Ne croirait-on pas lire une page de l’antiquité et l’invocation d’un sage ? Il l’était en effet, et sa vie entière fut celle d’un homme de bien. Les principaux épisodes de sa lutte avec Wang-ngan-Ghé nous montreront plus en relief cette figure originale d’un ministre conservateur, patriote sincère, poète à ses heures de loisir, courageux à l’occasion, philosophe toujours.

Les sophismes brillans du novateur n’étaient pas de nature à le séduire. Il avait trop l’expérience des hommes et des affaires pour prêter une oreille crédule à des projets dont seul alors il mesurait la gravité. Agé de cinquante-sept ans, il avait traversé des jours difficiles, lutté avec énergie contre les doctrines nihilistes au début du nouveau règne, et, par ses sages conseils, conjuré à plusieurs reprises un effondrement redoutable. M. Abel Rémusat a publié sur cet homme d’état une notice biographique d’où nous extrayons le parallèle suivant entre son antagoniste et lui :

« Chen-Tsoung, en montant sur le trône avait voulu s’entourer de tout ce que l’empire renfermait d’hommes éclairés ; dans ce nombre, il n’était pas possible d’oublier Ssé-ma-Kouang. Cette nouvelle phase de sa vie politique ne fut pas moins orageuse que la première.

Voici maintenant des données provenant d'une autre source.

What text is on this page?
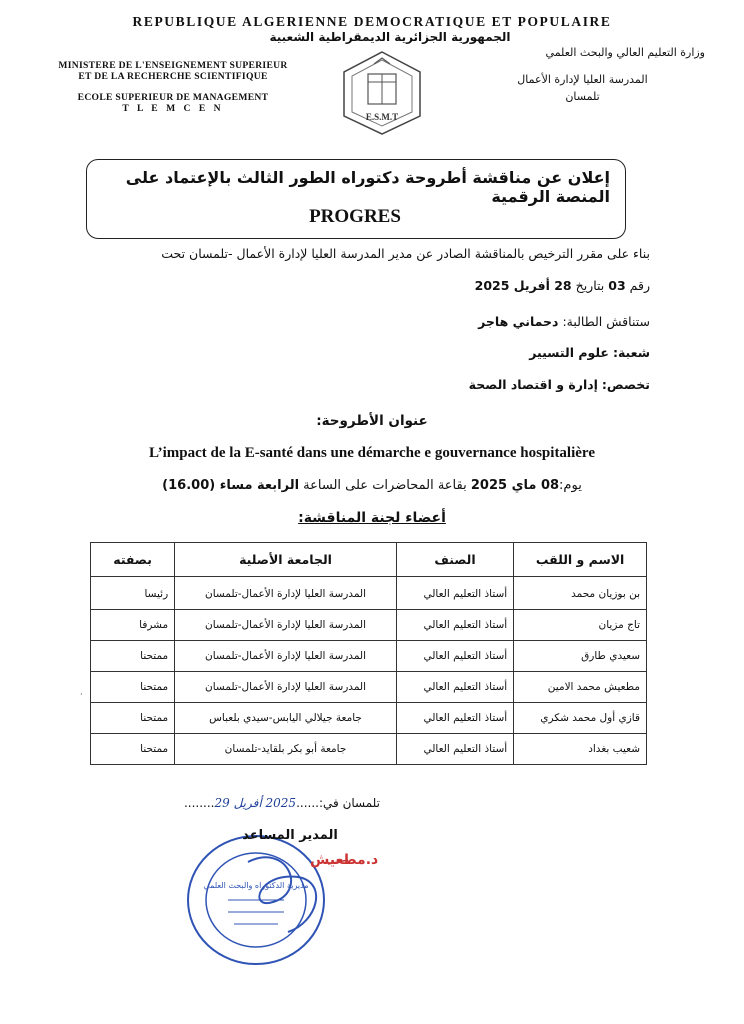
REPUBLIQUE ALGERIENNE DEMOCRATIQUE ET POPULAIRE
الجمهورية الجزائرية الديمقراطية الشعبية
MINISTERE DE L'ENSEIGNEMENT SUPERIEUR
ET DE LA RECHERCHE SCIENTIFIQUE
ECOLE SUPERIEUR DE MANAGEMENT
T L E M C E N
E.S.M.T
وزارة التعليم العالي والبحث العلمي
المدرسة العليا لإدارة الأعمال
تلمسان
إعلان عن مناقشة أطروحة دكتوراه الطور الثالث بالإعتماد على المنصة الرقمية
PROGRES
بناء على مقرر الترخيص بالمناقشة الصادر عن مدير المدرسة العليا لإدارة الأعمال -تلمسان تحت
رقم 03 بتاريخ 28 أفريل 2025
ستناقش الطالبة: دحماني هاجر
شعبة: علوم التسيير
تخصص: إدارة و اقتصاد الصحة
عنوان الأطروحة:
L’impact de la E-santé dans une démarche e gouvernance hospitalière
يوم:08 ماي 2025 بقاعة المحاضرات على الساعة الرابعة مساء (16.00)
أعضاء لجنة المناقشة:
الاسم و اللقب	الصنف	الجامعة الأصلية	بصفته
بن بوزيان محمد	أستاذ التعليم العالي	المدرسة العليا لإدارة الأعمال-تلمسان	رئيسا
تاج مزيان	أستاذ التعليم العالي	المدرسة العليا لإدارة الأعمال-تلمسان	مشرفا
سعيدي طارق	أستاذ التعليم العالي	المدرسة العليا لإدارة الأعمال-تلمسان	ممتحنا
مطعيش محمد الامين	أستاذ التعليم العالي	المدرسة العليا لإدارة الأعمال-تلمسان	ممتحنا
قازي أول محمد شكري	أستاذ التعليم العالي	جامعة جيلالي اليابس-سيدي بلعباس	ممتحنا
شعيب بغداد	أستاذ التعليم العالي	جامعة أبو بكر بلقايد-تلمسان	ممتحنا
·
تلمسان في:......2025 أفريل 29........
مديرية الدكتوراه والبحث العلمي
المدير المساعد
د.مطعيش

Placé en opposition avec un de ces esprits audacieux qui ne reculent, dans leurs plans d’amélioration, devant aucun obstacle, qui ne sont retenus par aucun respect pour les institutions anciennes, Ssé-ma-Kouang se montra ce qu’il avait toujours été, religieux observateur des coutumes de l’antiquité et prêt à tout braver pour les maintenir.

« Wang-ngan-ché était ce réformateur que le hasard avait opposé à Ssé-ma-Kouang comme pour appeler à un combat à armes égales le génie conservateur qui éternise la durée des empires et cet esprit d’innovation qui les ébranle. Mus par des principes contraires, les deux adversaires avaient des talens égaux ; l’un employait les ressources de son imagination, l’activité de son esprit et la fermeté de son caractère à tout changer, à tout régénérer ; l’autre, pour résister au torrent, appelait à son secours les souvenirs du passé, les exemples des anciens et ces leçons de l’histoire, dont il avait toute sa vie fait une étude particulière. »

  1. Mémoires sur la Chine, t. II, p. 645.